Digital Expression across developmental stages
The next step was to use available data to study gene expression of the different homologs and across different developmental stages. We clustered the results for both genes and developmental stages (Fig. 6). Two major groups are formed regarding the developmental stages, the dough stage and fruit formation called Group 1, where we do not observe high expression of the genes. Group 2 is sub-divided into two subgroups SG1 subgroup with relative higher expression values, and the SG2 subgroup with even highest expression than SG1. The developmental stages in SG1 subgroup are the germination, stem elongation and the seedling stage, while the SG2 subgroup is the inflorescence formation and anthesis.
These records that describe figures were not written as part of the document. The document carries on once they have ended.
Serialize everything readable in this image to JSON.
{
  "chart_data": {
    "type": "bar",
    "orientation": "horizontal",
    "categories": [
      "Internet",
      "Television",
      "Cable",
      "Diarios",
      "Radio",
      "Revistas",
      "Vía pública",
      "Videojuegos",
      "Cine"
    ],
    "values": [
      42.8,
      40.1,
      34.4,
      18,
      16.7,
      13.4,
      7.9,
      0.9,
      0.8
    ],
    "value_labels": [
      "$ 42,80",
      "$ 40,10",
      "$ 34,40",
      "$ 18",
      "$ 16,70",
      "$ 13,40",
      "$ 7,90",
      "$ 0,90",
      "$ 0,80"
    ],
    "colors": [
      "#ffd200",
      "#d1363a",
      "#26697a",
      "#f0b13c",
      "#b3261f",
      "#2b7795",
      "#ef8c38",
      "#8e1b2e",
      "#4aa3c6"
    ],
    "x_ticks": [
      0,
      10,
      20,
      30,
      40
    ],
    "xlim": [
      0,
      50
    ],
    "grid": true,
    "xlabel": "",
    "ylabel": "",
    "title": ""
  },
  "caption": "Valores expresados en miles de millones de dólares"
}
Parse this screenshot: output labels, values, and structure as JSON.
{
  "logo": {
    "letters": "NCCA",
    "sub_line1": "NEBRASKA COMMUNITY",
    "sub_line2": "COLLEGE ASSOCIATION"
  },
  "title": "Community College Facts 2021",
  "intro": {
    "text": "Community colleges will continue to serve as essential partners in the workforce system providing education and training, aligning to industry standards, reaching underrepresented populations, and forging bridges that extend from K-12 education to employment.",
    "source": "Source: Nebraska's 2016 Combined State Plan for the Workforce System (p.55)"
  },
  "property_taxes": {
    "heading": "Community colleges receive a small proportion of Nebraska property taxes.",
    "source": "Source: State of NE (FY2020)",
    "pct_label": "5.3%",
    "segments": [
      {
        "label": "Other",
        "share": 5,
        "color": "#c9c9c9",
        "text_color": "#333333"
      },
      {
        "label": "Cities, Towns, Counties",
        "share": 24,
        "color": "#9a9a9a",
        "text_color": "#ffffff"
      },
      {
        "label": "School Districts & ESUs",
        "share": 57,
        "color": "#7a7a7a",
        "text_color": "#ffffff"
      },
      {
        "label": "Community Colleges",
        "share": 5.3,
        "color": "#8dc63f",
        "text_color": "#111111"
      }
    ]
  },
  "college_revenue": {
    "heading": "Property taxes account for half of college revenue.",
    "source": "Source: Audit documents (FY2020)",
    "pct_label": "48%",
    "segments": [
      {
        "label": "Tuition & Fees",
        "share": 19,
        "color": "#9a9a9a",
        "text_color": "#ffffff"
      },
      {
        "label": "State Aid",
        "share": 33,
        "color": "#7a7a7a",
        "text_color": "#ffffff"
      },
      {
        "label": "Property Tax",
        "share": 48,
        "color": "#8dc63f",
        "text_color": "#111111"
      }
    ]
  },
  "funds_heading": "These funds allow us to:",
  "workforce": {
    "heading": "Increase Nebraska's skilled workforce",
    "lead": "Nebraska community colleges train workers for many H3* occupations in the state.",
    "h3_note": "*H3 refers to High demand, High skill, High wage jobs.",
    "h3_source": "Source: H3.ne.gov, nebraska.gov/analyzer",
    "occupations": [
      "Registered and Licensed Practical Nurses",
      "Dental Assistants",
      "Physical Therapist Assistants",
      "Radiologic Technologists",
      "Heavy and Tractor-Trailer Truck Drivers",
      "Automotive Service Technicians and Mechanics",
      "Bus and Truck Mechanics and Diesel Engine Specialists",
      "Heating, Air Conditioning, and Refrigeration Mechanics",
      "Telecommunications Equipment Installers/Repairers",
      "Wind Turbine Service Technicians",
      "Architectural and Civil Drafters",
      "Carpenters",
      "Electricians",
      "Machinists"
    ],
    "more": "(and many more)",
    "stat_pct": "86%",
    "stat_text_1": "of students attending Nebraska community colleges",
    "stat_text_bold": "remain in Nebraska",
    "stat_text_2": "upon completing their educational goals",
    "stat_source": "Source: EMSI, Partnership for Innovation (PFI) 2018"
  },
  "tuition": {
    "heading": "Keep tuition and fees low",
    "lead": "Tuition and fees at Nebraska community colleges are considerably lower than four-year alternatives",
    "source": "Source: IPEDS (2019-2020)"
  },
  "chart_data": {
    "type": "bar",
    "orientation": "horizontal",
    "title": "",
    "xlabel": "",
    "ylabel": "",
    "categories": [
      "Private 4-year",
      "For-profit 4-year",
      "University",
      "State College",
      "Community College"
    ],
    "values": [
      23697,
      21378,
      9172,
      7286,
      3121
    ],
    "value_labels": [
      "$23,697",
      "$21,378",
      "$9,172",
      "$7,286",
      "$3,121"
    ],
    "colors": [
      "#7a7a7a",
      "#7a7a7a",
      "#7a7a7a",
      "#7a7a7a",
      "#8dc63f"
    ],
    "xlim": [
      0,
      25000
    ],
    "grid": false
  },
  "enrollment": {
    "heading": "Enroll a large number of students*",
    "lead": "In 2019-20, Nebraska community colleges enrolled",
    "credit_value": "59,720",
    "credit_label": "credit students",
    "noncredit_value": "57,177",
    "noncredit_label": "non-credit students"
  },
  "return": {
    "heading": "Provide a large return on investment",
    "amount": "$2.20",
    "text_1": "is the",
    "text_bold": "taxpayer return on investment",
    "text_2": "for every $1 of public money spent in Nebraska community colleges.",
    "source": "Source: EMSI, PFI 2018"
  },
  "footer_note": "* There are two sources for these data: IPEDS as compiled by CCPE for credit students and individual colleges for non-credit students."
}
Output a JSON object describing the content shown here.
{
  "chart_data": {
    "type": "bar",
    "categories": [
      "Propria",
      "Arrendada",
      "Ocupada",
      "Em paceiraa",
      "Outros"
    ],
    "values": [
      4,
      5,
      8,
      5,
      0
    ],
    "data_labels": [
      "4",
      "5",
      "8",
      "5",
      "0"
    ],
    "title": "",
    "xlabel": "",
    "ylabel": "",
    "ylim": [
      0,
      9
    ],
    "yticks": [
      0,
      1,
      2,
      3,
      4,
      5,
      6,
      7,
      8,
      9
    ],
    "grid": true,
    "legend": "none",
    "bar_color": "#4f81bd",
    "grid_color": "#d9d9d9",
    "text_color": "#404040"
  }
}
Specifically, the group composed of ZmTLP2, 4, 5, 6, 7, and 9 displayed higher expression than the second group composed of ZmTLP3, 8, 11, 12 and 14. Finally, the ZmTLP1 has the highest expression and the ZmTLP13 has the lowest expression of all (Fig. 6).
In the process of the gene annotation, we took into consideration the tissues that genes were expressed. We found all genes expressed in tassel, ear, and embryo tissues, while ZmTLP1 and ZmTLP13 are additionally expressed in root tissues. In endosperm tissue, the ZmTLP2, ZmTLP4, 5, and 6 as well the ZmTLP9, 11 and 14 are expressed. In pollen tissues, only ZmTLP1, 3 and 14 are expressed (example gene, TUBBY 11, is shown in Fig. 2b). To verify the expression of the genes we used cDNA from roots, leaves and stems. Here, we confirmed the expression of ZmTLP6.2, ZmTLP14.1, ZmTLP3.1, ZmTLP3.2 and ZmTLP11.1 in stem tissue (Fig. 7).